#
#

LKPP Kembangkan Model Pembinaan SDM yang Prospektif

Haris 16 Maret 2016 586 Views P3I Pusat Pengkajian Pengadaan Indonesia Pusat Pengkajian Pengadaan Indonesia sosialisasi jawa barat jabar syarat honor asistensi lpse jabfung e-katalog pengadaan barang jasa pengadaan pemerintah pengadaan ulp provinsi kaltim lkpp kaltim ulp ulp kaltim

Makassar - Peningkatan SDM pengadaan yang profesional dan berkompetensi terus didorong LKPP guna menciptakan efektivitas pelaksanaan pengadaan. Pembenahan terhadap sistem kelembagaan pun telah membuahkan hasil, di antaranya peningkatan standar tingkat kematangan ULP dan optimalisasi ujian sertifikasi berbasis komputer.

Deputi Bidang Pengembangan dan Pembinaan SDM, Dharma Nursani, menekankan bahwa upaya mewujudkan sistem pengelolaan dan pembinaan SDM yang prospektif di bidang pengadaan masih akan menemui tantangan besar.
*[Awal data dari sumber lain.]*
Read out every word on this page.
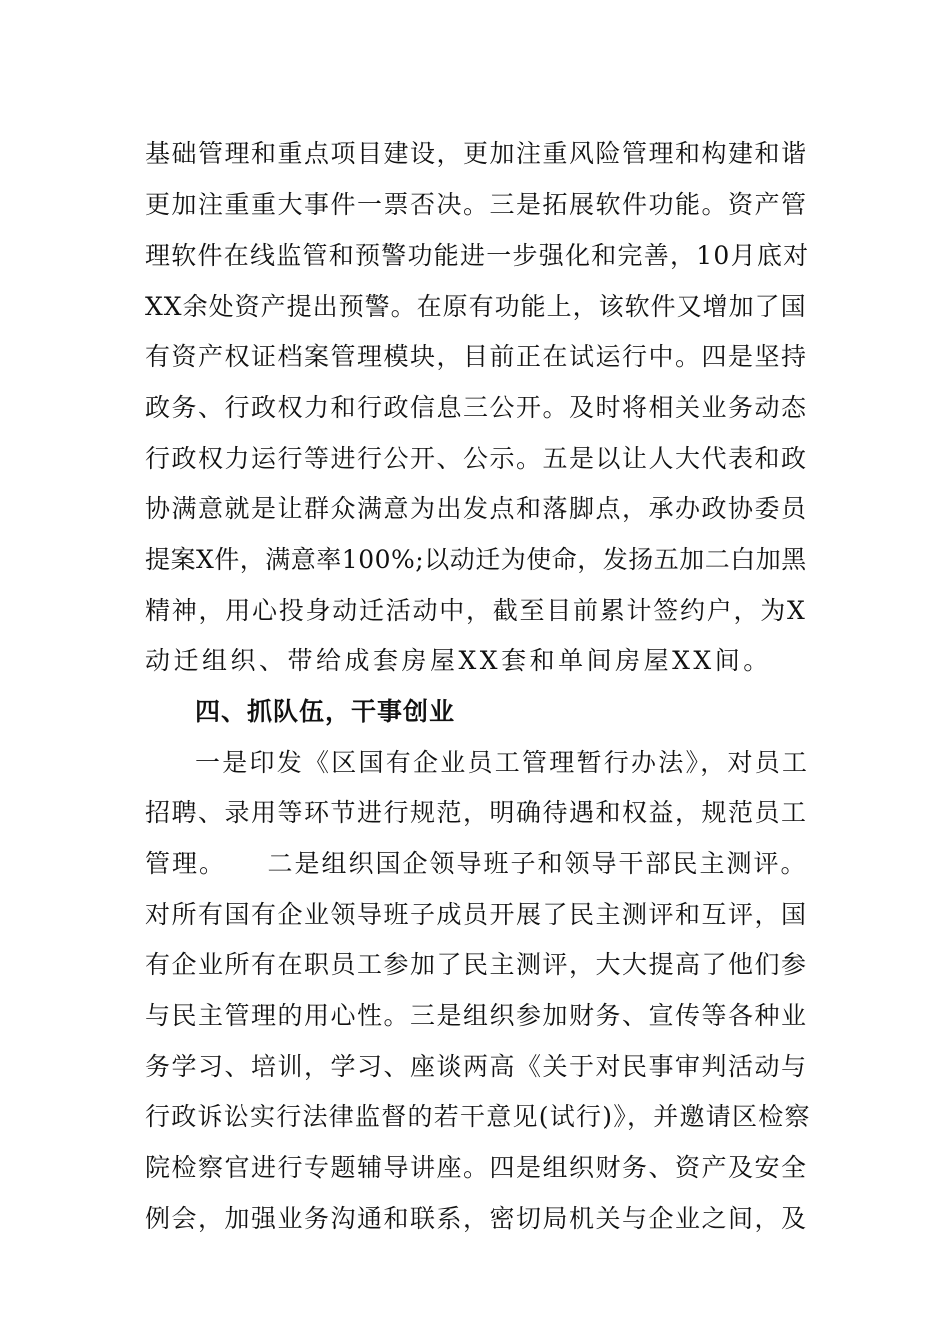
基础管理和重点项目建设，更加注重风险管理和构建和谐
更加注重重大事件一票否决。三是拓展软件功能。资产管
理软件在线监管和预警功能进一步强化和完善，10月底对
XX余处资产提出预警。在原有功能上，该软件又增加了国
有资产权证档案管理模块，目前正在试运行中。四是坚持
政务、行政权力和行政信息三公开。及时将相关业务动态
行政权力运行等进行公开、公示。五是以让人大代表和政
协满意就是让群众满意为出发点和落脚点，承办政协委员
提案X件，满意率100%;以动迁为使命，发扬五加二白加黑
精神，用心投身动迁活动中，截至目前累计签约户，为X
动迁组织、带给成套房屋XX套和单间房屋XX间。
四、抓队伍，干事创业
一是印发《区国有企业员工管理暂行办法》，对员工
招聘、录用等环节进行规范，明确待遇和权益，规范员工
管理。　　二是组织国企领导班子和领导干部民主测评。
对所有国有企业领导班子成员开展了民主测评和互评，国
有企业所有在职员工参加了民主测评，大大提高了他们参
与民主管理的用心性。三是组织参加财务、宣传等各种业
务学习、培训，学习、座谈两高《关于对民事审判活动与
行政诉讼实行法律监督的若干意见(试行)》，并邀请区检察
院检察官进行专题辅导讲座。四是组织财务、资产及安全
例会，加强业务沟通和联系，密切局机关与企业之间，及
Menurut Dharma perlu kerja keras dan dukungan dari seluruh insan pengadaan dalam mengharmonisasi aturan kelembagaan, sistem karier, penghargaan, dan kompetensi pengelola PBJ.  Di sisi lain, penciptaan sistem informasi pengelolaan SDM pengadaan yang terintegrasi, optimalisasi terhadap unit-unit pengadaan, serta penjaminan pelaksanaan pelatihan dan sertifikasi yang berkualitas, juga perlu terus dikerjakan.

 “Jadi ini PR-nya kami (LKPP) di tahun 2016 dan tentunya mengajak Bapak-Ibu sekalian untuk membangun ini,” kata Dharma dalam acara bertema “Sosialisasi Kebijakan Sertifikasi PBJP”, Selasa (08/03), di Makassar.
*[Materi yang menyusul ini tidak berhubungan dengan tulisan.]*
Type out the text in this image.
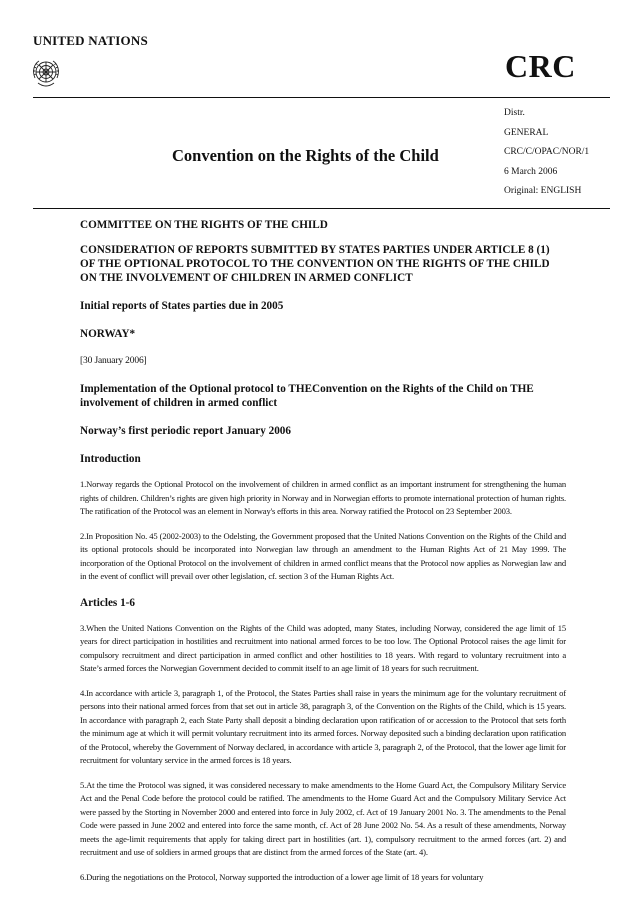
UNITED NATIONS
CRC
Distr.
GENERAL
CRC/C/OPAC/NOR/1
6 March 2006
Original: ENGLISH
Convention on the Rights of the Child
COMMITTEE ON THE RIGHTS OF THE CHILD
CONSIDERATION OF REPORTS SUBMITTED BY STATES PARTIES UNDER ARTICLE 8 (1) OF THE OPTIONAL PROTOCOL TO THE CONVENTION ON THE RIGHTS OF THE CHILD ON THE INVOLVEMENT OF CHILDREN IN ARMED CONFLICT
Initial reports of States parties due in 2005
NORWAY*
[30 January 2006]
Implementation of the Optional protocol to THEConvention on the Rights of the Child on THE involvement of children in armed conflict
Norway’s first periodic report January 2006
Introduction
1.Norway regards the Optional Protocol on the involvement of children in armed conflict as an important instrument for strengthening the human rights of children. Children’s rights are given high priority in Norway and in Norwegian efforts to promote international protection of human rights. The ratification of the Protocol was an element in Norway's efforts in this area. Norway ratified the Protocol on 23 September 2003.
2.In Proposition No. 45 (2002-2003) to the Odelsting, the Government proposed that the United Nations Convention on the Rights of the Child and its optional protocols should be incorporated into Norwegian law through an amendment to the Human Rights Act of 21 May 1999. The incorporation of the Optional Protocol on the involvement of children in armed conflict means that the Protocol now applies as Norwegian law and in the event of conflict will prevail over other legislation, cf. section 3 of the Human Rights Act.
Articles 1-6
3.When the United Nations Convention on the Rights of the Child was adopted, many States, including Norway, considered the age limit of 15 years for direct participation in hostilities and recruitment into national armed forces to be too low. The Optional Protocol raises the age limit for compulsory recruitment and direct participation in armed conflict and other hostilities to 18 years. With regard to voluntary recruitment into a State’s armed forces the Norwegian Government decided to commit itself to an age limit of 18 years for such recruitment.
4.In accordance with article 3, paragraph 1, of the Protocol, the States Parties shall raise in years the minimum age for the voluntary recruitment of persons into their national armed forces from that set out in article 38, paragraph 3, of the Convention on the Rights of the Child, which is 15 years. In accordance with paragraph 2, each State Party shall deposit a binding declaration upon ratification of or accession to the Protocol that sets forth the minimum age at which it will permit voluntary recruitment into its armed forces. Norway deposited such a binding declaration upon ratification of the Protocol, whereby the Government of Norway declared, in accordance with article 3, paragraph 2, of the Protocol, that the lower age limit for recruitment for voluntary service in the armed forces is 18 years.
5.At the time the Protocol was signed, it was considered necessary to make amendments to the Home Guard Act, the Compulsory Military Service Act and the Penal Code before the protocol could be ratified. The amendments to the Home Guard Act and the Compulsory Military Service Act were passed by the Storting in November 2000 and entered into force in July 2002, cf. Act of 19 January 2001 No. 3. The amendments to the Penal Code were passed in June 2002 and entered into force the same month, cf. Act of 28 June 2002 No. 54. As a result of these amendments, Norway meets the age-limit requirements that apply for taking direct part in hostilities (art. 1), compulsory recruitment to the armed forces (art. 2) and recruitment and use of soldiers in armed groups that are distinct from the armed forces of the State (art. 4).
6.During the negotiations on the Protocol, Norway supported the introduction of a lower age limit of 18 years for voluntary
Dharma juga mengharapkan penerapan sistem karier pejabat fungsional pengadaan dilakukan secara beretika.  Menurutnya, proses promosi dan kenaikan jenjang karier harus tetap memegang teguh prinsip integritas dan tetap mengacu pada kompetensi yang meliputi pengetahuan, keterampilan, dan sikap. 
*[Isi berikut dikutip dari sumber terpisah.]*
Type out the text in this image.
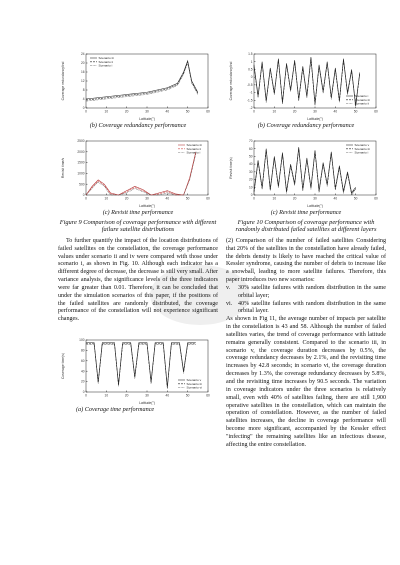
0	10	20	30	40	50	60
0
4
8
12
16
20
24
Latitude(°)
Coverage redundancy/ind
Scenario iii
Scenario ii
Scenario i

(b) Coverage redundancy performance

0	10	20	30	40	50	60
0
500
1000
1500
2000
2500
Latitude(°)
Revisit time/s
Scenario iii
Scenario ii
Scenario i

(c) Revisit time performance

Figure 9 Comparison of coverage performance with different failure satellite distributions

To further quantify the impact of the location distributions of failed satellites on the constellation, the coverage performance values under scenario ii and iv were compared with those under scenario i, as shown in Fig. 10. Although each indicator has a different degree of decrease, the decrease is still very small. After variance analysis, the significance levels of the three indicators were far greater than 0.01. Therefore, it can be concluded that under the simulation scenarios of this paper, if the positions of the failed satellites are randomly distributed, the coverage performance of the constellation will not experience significant changes.

0	10	20	30	40	50	60
0
20
40
60
80
100
Latitude(°)
Coverage time(s)
Scenario v
Scenario iii
Scenario vi

(a) Coverage time performance

0	10	20	30	40	50	60
-2
-1.5
-1
-0.5
0
0.5
1
1.5
Latitude(°)
Coverage redundancy/ind	Scenario i
Scenario iii
Scenario ii

(b) Coverage redundancy performance

0	10	20	30	40	50	60
0
10
20
30
40
50
60
70
Latitude(°)
Revisit time(s)
Scenario v
Scenario iii
Scenario i

(c) Revisit time performance

Figure 10 Comparison of coverage performance with randomly distributed failed satellites at different layers

(2) Comparison of the number of failed satellites Considering that 20% of the satellites in the constellation have already failed, the debris density is likely to have reached the critical value of Kessler syndrome, causing the number of debris to increase like a snowball, leading to more satellite failures. Therefore, this paper introduces two new scenarios:

v.	30% satellite failures with random distribution in the same orbital layer;
vi. 40% satellite failures with random distribution in the same orbital layer.

As shown in Fig 11, the average number of impacts per satellite in the constellation is 43 and 58. Although the number of failed satellites varies, the trend of coverage performance with latitude remains generally consistent. Compared to the scenario iii, in scenario v, the coverage duration decreases by 0.5%, the coverage redundancy decreases by 2.1%, and the revisiting time increases by 42.8 seconds; in scenario vi, the coverage duration decreases by 1.3%, the coverage redundancy decreases by 5.8%, and the revisiting time increases by 90.5 seconds. The variation in coverage indicators under the three scenarios is relatively small, even with 40% of satellites failing, there are still 1,900 operative satellites in the constellation, which can maintain the operation of constellation. However, as the number of failed satellites increases, the decline in coverage performance will become more significant, accompanied by the Kessler effect "infecting" the remaining satellites like an infectious disease, affecting the entire constellation.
Dengan demikian, pembinaan dan pengembangan karier akan sejalan dengan peningkatan profesionalisme.  “Mari kita bangun negara ini dimulai dari pengelolaan sistem karier yang prospektif dan beretika,” kata Dharma seraya mengajak seluruh peserta.

Di sisi lain,l Direktur Sertifikasi Profesi LKPP, Suharti, mengharapkan adanya peran Badan Kepegawaian Daerah (BKD) untuk aktif memberikan usulan-usulan, baik itu diklat pembentukan, diklat penjenjangan, maupun kegiatan uji kompetensi dalam membenahi sistem pengembangan dan pembinaan pejabat fungsional pengadaan di daerah. Sebab, menurutnya, hal ini dapat membantu LKPP dalam memperbaiki informasi databasesekaligus menetapkan perubahan regulasi yang tepat sasaran.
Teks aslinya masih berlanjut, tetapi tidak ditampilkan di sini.